Écrivain prolixe venu du journalisme, il s'orienta vers le roman noir à l'anglaise : Victor ou l'Enfant de la forêt (1796), Cœlina ou l'Enfant du mystère (1798), les Petits Orphelins du hameau (1800), puis vers des récits pour enfants comme Lolotte et Fanfan (1807). Son romanesque procède de la même veine que le mélodrame : moralisateur, il joue sur des ressorts éprouvés, laissant toujours le dernier mot au bien ; bourgeois, il refuse toute transgression de l'ordre social.

Dufrane (Joseph)

Écrivain belge de langue picarde (Frameries 1833 – Mons 1906).

Considéré comme le fondateur de la littérature dialectale dans la région ouvrière du Borinage, il répandit, sous le pseudonyme de Bosquètia (« l'Écureuil »), chansons, fables, contes, saynètes en vers comme en prose. Ses Essais de littérature boraine (1886) se développèrent au fil des ans au point de former, à sa mort, la matière de trois volumes, plusieurs fois réédités.

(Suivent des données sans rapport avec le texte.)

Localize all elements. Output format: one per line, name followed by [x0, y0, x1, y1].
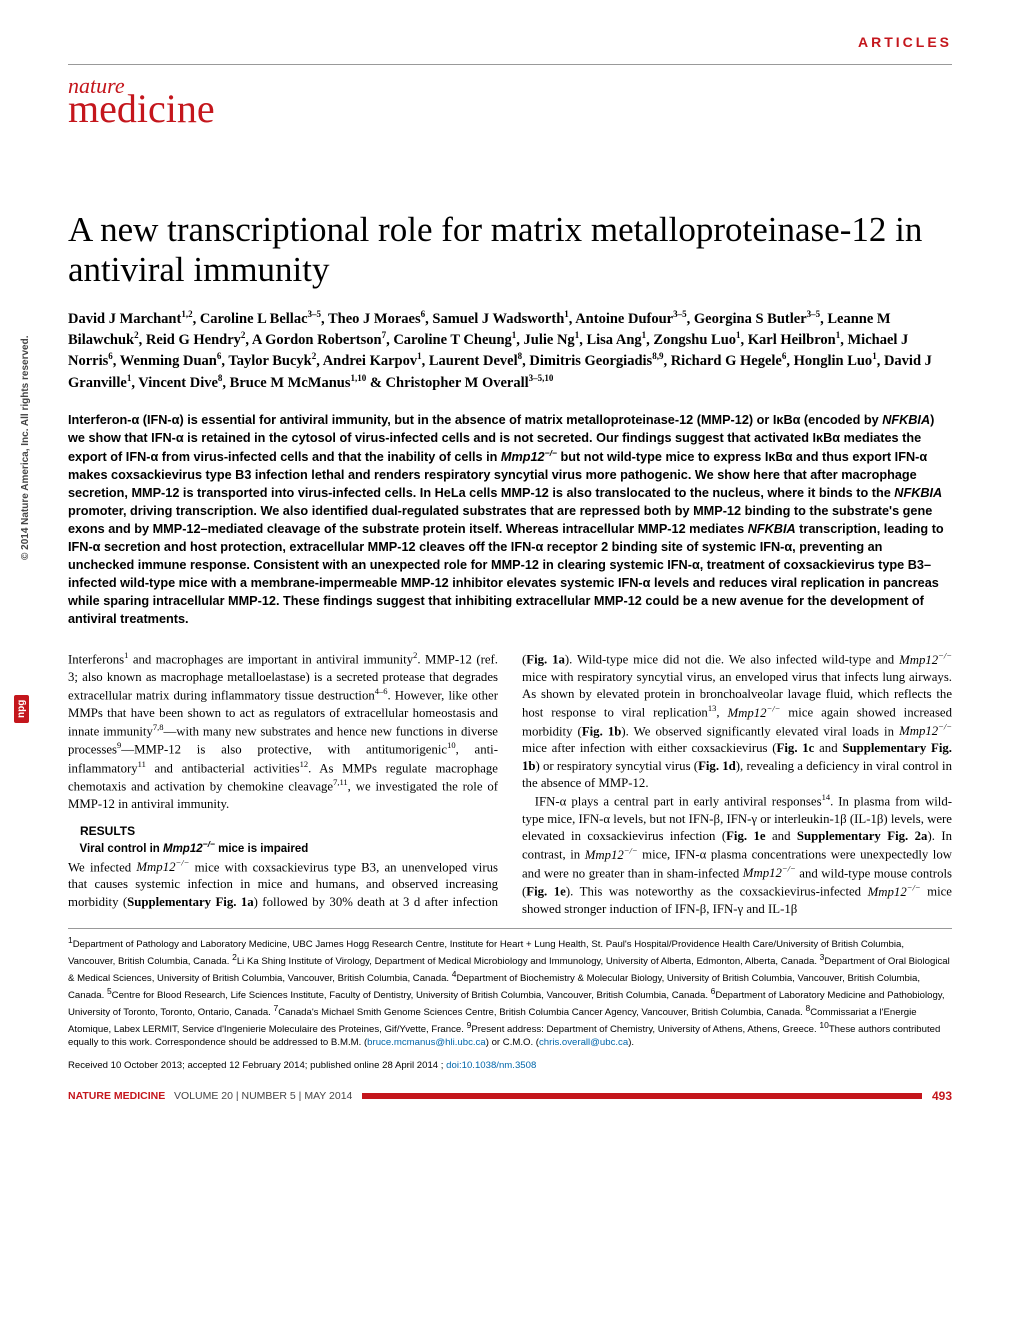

Dufrénoy (Adélaïde Gillette Billet, Mme)

Femme de lettres française (Paris 1765 – id. 1825).

Elle débuta dans l'Almanach des Muses avec des pièces légères et commença la publication d'un Courrier lyrique et amusant (1785-1789). Veuve, elle écrivit pour vivre, protégée par Fontanes, divers ouvrages d'éducation qui lui valurent une pension de Napoléon Ier. Après 1815, son salon devint un des petits cénacles de l'opposition libérale. On lui doit aussi plusieurs romans (la Femme auteur, 1812) et un volume d'Élégies (1813), dans lequel les jeunes romantiques crurent voir l'une des premières manifestations de leur sensibilité.

Dufresny (Charles)

Sieur de La Rivière, écrivain français (Paris 1657 – id. 1724).

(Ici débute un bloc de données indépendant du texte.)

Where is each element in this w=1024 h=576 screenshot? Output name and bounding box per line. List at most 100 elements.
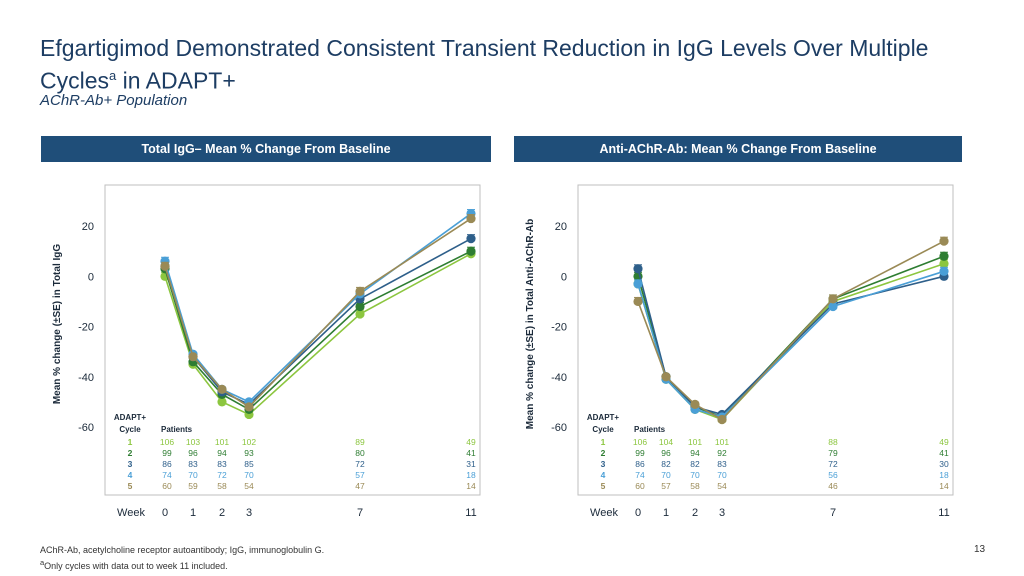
table-patient-count: 85 <box>244 459 254 469</box>
x-axis-label: Week <box>590 507 618 519</box>
data-point-cycle-2 <box>355 301 365 312</box>
table-patient-count: 99 <box>162 448 172 458</box>
data-point-cycle-1 <box>355 309 365 319</box>
table-patient-count: 18 <box>466 470 476 480</box>
data-point-cycle-5 <box>828 294 838 304</box>
footnote-text: Only cycles with data out to week 11 inc… <box>44 561 228 571</box>
data-point-cycle-5 <box>160 261 170 271</box>
table-patient-count: 74 <box>162 470 172 480</box>
table-patient-count: 86 <box>635 459 645 469</box>
table-header-cycle: Cycle <box>119 425 141 434</box>
data-point-cycle-5 <box>355 286 365 296</box>
total-igg-banner: Total IgG– Mean % Change From Baseline <box>41 136 491 162</box>
series-line-cycle-5 <box>164 217 472 408</box>
anti-achr-chart: Mean % change (±SE) in Total Anti-AChR-A… <box>525 184 954 519</box>
plot-frame <box>104 184 481 496</box>
series-line-cycle-2 <box>164 250 472 411</box>
table-patient-count: 70 <box>690 470 700 480</box>
y-tick-label: 20 <box>82 221 94 233</box>
table-header-patients: Patients <box>634 425 666 434</box>
table-patient-count: 82 <box>661 459 671 469</box>
table-cycle-number: 2 <box>128 448 133 458</box>
y-axis-label: Mean % change (±SE) in Total IgG <box>52 244 63 405</box>
y-tick-label: 0 <box>88 271 94 283</box>
x-tick-label: 11 <box>465 507 476 519</box>
table-patient-count: 88 <box>828 437 838 447</box>
table-patient-count: 72 <box>828 459 838 469</box>
x-tick-label: 1 <box>190 507 196 519</box>
slide-subtitle: AChR-Ab+ Population <box>40 92 188 109</box>
data-point-cycle-5 <box>188 352 198 362</box>
table-cycle-number: 3 <box>128 459 133 469</box>
table-patient-count: 106 <box>633 437 647 447</box>
table-cycle-number: 5 <box>128 481 133 491</box>
table-patient-count: 101 <box>715 437 729 447</box>
table-patient-count: 70 <box>661 470 671 480</box>
data-point-cycle-1 <box>939 259 949 269</box>
table-cycle-number: 4 <box>128 470 133 480</box>
table-patient-count: 106 <box>160 437 174 447</box>
table-patient-count: 94 <box>690 448 700 458</box>
table-patient-count: 101 <box>215 437 229 447</box>
table-patient-count: 86 <box>162 459 172 469</box>
table-patient-count: 46 <box>828 481 838 491</box>
x-axis-label: Week <box>117 507 145 519</box>
table-cycle-number: 3 <box>601 459 606 469</box>
table-patient-count: 14 <box>466 481 476 491</box>
table-patient-count: 59 <box>188 481 198 491</box>
y-tick-label: -40 <box>551 372 567 384</box>
data-point-cycle-5 <box>633 296 643 307</box>
x-tick-label: 11 <box>938 507 949 519</box>
title-main: Efgartigimod Demonstrated Consistent Tra… <box>40 35 929 94</box>
table-patient-count: 58 <box>690 481 700 491</box>
data-point-cycle-3 <box>633 264 643 274</box>
table-patient-count: 101 <box>688 437 702 447</box>
table-patient-count: 56 <box>828 470 838 480</box>
table-patient-count: 102 <box>242 437 256 447</box>
table-patient-count: 49 <box>939 437 949 447</box>
plot-frame <box>577 184 954 496</box>
x-tick-label: 2 <box>219 507 225 519</box>
table-cycle-number: 5 <box>601 481 606 491</box>
y-tick-label: 20 <box>555 221 567 233</box>
table-patient-count: 83 <box>217 459 227 469</box>
table-patient-count: 60 <box>162 481 172 491</box>
table-patient-count: 93 <box>244 448 254 458</box>
data-point-cycle-4 <box>828 301 838 312</box>
data-point-cycle-1 <box>217 397 227 407</box>
table-patient-count: 41 <box>939 448 949 458</box>
table-patient-count: 103 <box>186 437 200 447</box>
x-tick-label: 1 <box>663 507 669 519</box>
table-patient-count: 99 <box>635 448 645 458</box>
table-patient-count: 54 <box>244 481 254 491</box>
page-number: 13 <box>974 544 986 555</box>
abbreviation-footnote: AChR-Ab, acetylcholine receptor autoanti… <box>40 545 325 555</box>
slide-title: Efgartigimod Demonstrated Consistent Tra… <box>40 34 980 95</box>
y-tick-label: -20 <box>551 322 567 334</box>
series-line-cycle-4 <box>164 212 472 403</box>
series-line-cycle-1 <box>164 253 472 416</box>
data-point-cycle-5 <box>244 402 254 412</box>
table-patient-count: 79 <box>828 448 838 458</box>
table-patient-count: 47 <box>355 481 365 491</box>
table-patient-count: 74 <box>635 470 645 480</box>
x-tick-label: 7 <box>830 507 836 519</box>
data-point-cycle-2 <box>466 246 476 256</box>
y-tick-label: -60 <box>78 422 94 434</box>
data-point-cycle-5 <box>466 213 476 224</box>
table-patient-count: 89 <box>355 437 365 447</box>
table-patient-count: 60 <box>635 481 645 491</box>
table-header-adapt: ADAPT+ <box>114 413 147 422</box>
anti-achr-banner: Anti-AChR-Ab: Mean % Change From Baselin… <box>514 136 962 162</box>
y-tick-label: -20 <box>78 322 94 334</box>
table-patient-count: 83 <box>188 459 198 469</box>
x-tick-label: 2 <box>692 507 698 519</box>
x-tick-label: 0 <box>162 507 168 519</box>
table-patient-count: 72 <box>355 459 365 469</box>
table-patient-count: 14 <box>939 481 949 491</box>
table-patient-count: 57 <box>661 481 671 491</box>
series-line-cycle-3 <box>637 268 945 416</box>
data-point-cycle-5 <box>717 414 727 425</box>
table-patient-count: 70 <box>244 470 254 480</box>
table-patient-count: 104 <box>659 437 673 447</box>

Ce bohème dépensier mais ingénieux fut un précurseur, et pas seulement dans ses « collages » (il réalisait des tableaux avec des papiers découpés) ou dans ses dessins de jardins « à l'anglaise » (qui lui valurent la protection de Louis XIV) : son théâtre (l'Esprit de contradiction, 1700) joue à dérégler, à la manière de Marivaux, un monde apparemment ordonné ; ses Amusements sérieux et comiques d'un Siamois (1699) inspirèrent les Lettres persanes de Montesquieu ; son Parallèle burlesque (1711) entre Homère et Rabelais réhabilite ce dernier. Directeur du Mercure galant (1710-1713), il en fit une feuille attrayante et variée.

Dugan (Alan)

Poète américain (Brooklyn 1923 – Hyannis, Massachussetts, 2003).

Il s'attache à l'évocation du banal, multipliant les points de vue par les jeux de l'humour : le Général Prothalamion en son temps de popularité (1961), Poèmes complets (1974), Poèmes 4 (1975), Poèmes complets (édition augmentée), 1983.

Duhamel (Georges)

Écrivain français (Paris 1884 – Valmondois 1966).

Docteur en médecine, il participe au groupe de l'Abbaye, dont l'imprimerie édite ses premiers essais poétiques (Des légendes, des batailles, 1907), et publie avec Charles Vildrac des Notes sur la technique poétique (1910). Il s'intéresse au théâtre (la lumière, 1911 ; Dans l'ombre des statues, 1912). La guerre de 1914 le marque profondément. Le récit de son expérience au front (Civilisation, 1918) lui vaut le prix Goncourt. Il abandonne la médecine pour la littérature et impose une œuvre romanesque dont les études récentes ont montré la modernité. Dans Vie et aventures de Salavin (1920-1932), il retrace l'histoire du drame intérieur d'un homme à la recherche d'une sagesse, et d'une sorte de sainteté laïque. Si la Chronique des Pasquier (1933-1945) peint une ascension familiale à travers trois générations, dont chacun des personnages a valeur de symbole, et dresse un portrait social et psychologique de la France entre 1880 et 1930, elle est aussi, de la part d'un « agnostique désespéré », une interrogation sur la condition humaine. Par ailleurs, grand voyageur, Duhamel donne ses impressions sur la Russie, sur l'Amérique (le voyage de Moscou, 1927 ; Scènes de la vie future, 1930). Moraliste sincère et généreux, s'interrogeant sur l'avenir des temps modernes, il défend une civilisation humaniste (l'Humaniste et l'Automate, 1933). En 1935, il prend la direction du Mercure de France ; en 1936, il est élu à l'Académie française ; en 1942, il s'occupe de l'Alliance française. Personnage officiel, il défend la culture française. Duhamel est encore l'auteur de nombreux essais (Remarques sur les mémoires imaginaires, 1934). Enfin, mémorialiste, il a laissé plusieurs volumes de souvenirs (Lumières sur ma vie, 1944-1949 ; le Livre de l'amertume, 1983).